Дом покупают через подставное лицо, и сначала в него заселяются, пока еще не выехали арабы, один — два энтузиаста вроде моего Сани. Когда бывший хозяин узнает, что продал свою недвижимость не какой-то иностранной фирме, а евреям — да еще прежним владельцам, начинается скандал, отказ от сделки, отказ от переезда-выселения. Но законы рынка строги: дом продан, и бывший владелец обязан покинуть его. К тому же и жить под одной крышей с евреем арабу не больно желательно. Но пока не выселился, он протестует и бунтует. Причина проста: раз покупатели оказались евреями, интифадирующие палестинцы могут убить продавцов, сочтя их коллаборационистами. Торговая сделка с евреями — беда для араба, попадающего в таких случаях, что называется, между молотом и наковальней: сперва раскалят, а потом давай бить с обеих сторон. И у каждого своя правда, и всех жалко…
Повторю: единственное, что я понимаю, — у арабов есть, где жить (около 10 млн. кв. км на 160 млн. населения), и если их соплеменники будут думать о своих братьях, о людях, о национальном реноме, а не о национально-политическом престиже, все устроится. А евреям — полный “абзац”, конец. Жить им негде (2 тыс. кв. км на 5 млн. населения) — остается лишь весь мир, диаспора, опять исключительность, избранность, неприятие остальными, погромы и какой-нибудь очередной где-нибудь вспыхнувший Холокост… Для евреев — это борьба за выживание народа, ибо арабы не допускают мысли о существовании здесь еврейского государства. Правда, это арабы-политики так считают. Простые люди без идеологов давно бы сами договорились, если б их не настраивали, не толкали друг на друга. Не разжигали очередной костер “катастрофы”.
Саня мой то вдруг очень здраво рассуждает (с моей точки зрения) о здешних проблемах, а то ахинею несет (опять с моей колокольни). Когда я говорю о здравом рассуждении, это вовсе не означает, что я с ним согласен, хотя я вижу, чувствую и его правоту. Просто я думаю по-другому. Ну, что ж — оба имеем на это право. Он считает, что за убийство можно и должно убить. Я же безоговорочно принимаю заповедь “не убий”, а там уж как получится. Но когда Саша вспоминает и перечисляет убийства близких ему людей, в том числе и детей, я теряю право и возможность спорить с ним на равных.

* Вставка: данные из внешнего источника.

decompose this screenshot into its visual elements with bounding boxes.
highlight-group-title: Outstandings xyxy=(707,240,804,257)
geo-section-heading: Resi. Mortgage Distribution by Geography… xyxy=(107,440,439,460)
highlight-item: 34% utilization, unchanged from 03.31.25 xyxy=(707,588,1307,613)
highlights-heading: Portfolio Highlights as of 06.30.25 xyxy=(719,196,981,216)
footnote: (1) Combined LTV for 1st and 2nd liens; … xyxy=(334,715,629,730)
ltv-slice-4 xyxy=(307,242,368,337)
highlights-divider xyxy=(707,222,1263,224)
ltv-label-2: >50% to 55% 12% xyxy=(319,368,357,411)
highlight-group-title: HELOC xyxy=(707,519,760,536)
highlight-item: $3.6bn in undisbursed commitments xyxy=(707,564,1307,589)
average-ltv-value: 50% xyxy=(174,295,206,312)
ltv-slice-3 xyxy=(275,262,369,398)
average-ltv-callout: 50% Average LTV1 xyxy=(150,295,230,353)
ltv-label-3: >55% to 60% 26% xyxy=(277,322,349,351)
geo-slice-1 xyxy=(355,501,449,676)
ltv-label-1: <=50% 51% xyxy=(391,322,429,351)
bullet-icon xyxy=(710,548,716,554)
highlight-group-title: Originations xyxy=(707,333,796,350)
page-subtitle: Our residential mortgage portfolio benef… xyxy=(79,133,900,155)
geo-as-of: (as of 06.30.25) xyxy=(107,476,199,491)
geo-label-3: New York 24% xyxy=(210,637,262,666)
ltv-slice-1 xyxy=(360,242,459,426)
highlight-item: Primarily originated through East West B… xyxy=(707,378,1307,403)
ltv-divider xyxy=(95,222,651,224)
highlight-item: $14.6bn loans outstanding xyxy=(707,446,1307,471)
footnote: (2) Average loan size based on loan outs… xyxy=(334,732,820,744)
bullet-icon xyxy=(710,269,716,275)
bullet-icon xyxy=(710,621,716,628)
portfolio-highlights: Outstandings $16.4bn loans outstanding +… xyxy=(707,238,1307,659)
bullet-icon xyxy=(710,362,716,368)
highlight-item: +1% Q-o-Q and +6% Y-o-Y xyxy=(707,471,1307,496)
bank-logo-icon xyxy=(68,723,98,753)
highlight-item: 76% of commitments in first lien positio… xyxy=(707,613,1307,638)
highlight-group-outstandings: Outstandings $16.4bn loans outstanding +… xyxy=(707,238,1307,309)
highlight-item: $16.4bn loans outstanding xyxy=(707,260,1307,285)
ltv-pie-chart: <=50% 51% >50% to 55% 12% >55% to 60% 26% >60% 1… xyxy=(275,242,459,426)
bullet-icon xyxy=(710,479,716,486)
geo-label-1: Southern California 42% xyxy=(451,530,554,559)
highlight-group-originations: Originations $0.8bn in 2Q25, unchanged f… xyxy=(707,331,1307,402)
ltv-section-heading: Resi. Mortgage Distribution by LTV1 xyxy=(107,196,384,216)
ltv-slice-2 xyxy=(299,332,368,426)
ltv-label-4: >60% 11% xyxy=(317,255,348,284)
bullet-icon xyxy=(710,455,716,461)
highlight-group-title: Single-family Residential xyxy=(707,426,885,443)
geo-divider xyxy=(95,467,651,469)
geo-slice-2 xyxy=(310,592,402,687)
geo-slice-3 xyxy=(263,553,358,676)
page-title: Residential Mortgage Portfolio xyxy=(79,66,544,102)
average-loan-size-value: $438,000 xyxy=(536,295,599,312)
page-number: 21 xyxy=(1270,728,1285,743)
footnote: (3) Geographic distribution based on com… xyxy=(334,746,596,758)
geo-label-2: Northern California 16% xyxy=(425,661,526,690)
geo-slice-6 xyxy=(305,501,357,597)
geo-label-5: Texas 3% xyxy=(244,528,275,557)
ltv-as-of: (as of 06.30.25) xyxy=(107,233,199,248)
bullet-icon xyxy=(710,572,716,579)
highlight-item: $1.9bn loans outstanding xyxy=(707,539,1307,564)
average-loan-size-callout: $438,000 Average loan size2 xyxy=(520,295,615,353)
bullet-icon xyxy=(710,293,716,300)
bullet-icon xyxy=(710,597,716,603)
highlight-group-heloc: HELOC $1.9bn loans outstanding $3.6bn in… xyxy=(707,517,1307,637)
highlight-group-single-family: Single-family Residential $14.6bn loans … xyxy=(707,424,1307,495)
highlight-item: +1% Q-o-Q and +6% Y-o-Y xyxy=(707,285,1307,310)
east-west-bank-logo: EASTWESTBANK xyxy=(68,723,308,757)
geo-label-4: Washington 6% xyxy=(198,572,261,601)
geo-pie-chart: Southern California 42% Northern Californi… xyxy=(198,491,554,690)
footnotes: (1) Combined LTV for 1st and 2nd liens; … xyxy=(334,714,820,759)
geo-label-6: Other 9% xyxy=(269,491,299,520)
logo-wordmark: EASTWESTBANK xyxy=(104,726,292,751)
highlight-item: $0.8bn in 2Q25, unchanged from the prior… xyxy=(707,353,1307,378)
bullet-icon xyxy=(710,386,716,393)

С другой стороны, он не понимает, как можно правую щеку подставить после оплеухи слева. И тут, как говориться, Бог мне помог. Читаю израильскую русскоязычную газету. В одной из школ девочку, недавно прибывшую из России, третируют ее соученицы, сабры, — вплоть до издевательств. (Местных уроженцев здесь называют “сабрами” по имени растений, что снаружи колючие, а внутри сладкие.) Дети ведь порою бывают невероятно жестоки. Это мы знаем из жизни любых обществ. А тут приехала, говорить на их языке не умеет, а если и скажет что, так с ошибками. Ведет себя не так. Одета не так…
И вот стоит бедная девочка в углу одна. Вдруг подбегает к ней стайка сабрят и вожак ее, что всегда впереди, обращается: “Яблочко хочешь?” Новенькая молчит, не зная, как положено здесь отвечать. Вожак стаи роется в сумке, отыскивает яблоко, быстро откусывает от него кусок за куском и под смех остальных волчат протягивает девочке огрызок. Растерянно смотрит на своих соучениц пока еще не подружка им маленькая бывшая москвичка. Но — не кинула в лицо обидчице огрызок, не отвернулась гневно и не заплакала. Маленькая русская еврейка открыла свой ранец, достала мандарин и протянула насмешнице. Сабра вспыхнула и растерянно убежала, уводя за собой свою стаю. И как в сказке с тех пор — все переменилось. Любовь, дружба, водой не разольешь…
Я дал Сане прочитать эту историю. “Вот что, сынок, я называю “подставить другую щеку”. Санечка ничего не ответил.
VI
О Стене слышали мы много разговоров и преданий. И вот она — предмет слухов, вожделений, любопытства и “плача”; след прошлого и намек на будущее — или уже начало его?…
Сегодня плохая погода — дождь, и здесь мало народу. Один еврей стоит у Стены, раскачиваясь в такт — в ритм тех слов, которыми он обращается к Богу. Наверное, темп его наклонов и раскачиваний соответствует его темпераменту или зависит от того, насколько он торопится донести свои мысли, чаяния Богу. Говорят, что еврей при молитве раскачивается только для ритмичности. Вроде бы сам себе метроном.
Один раскачивается стоя, а еще один сидит на стуле и тоже раскачивается. Оба в черных одеждах, шляпах — все как и положено.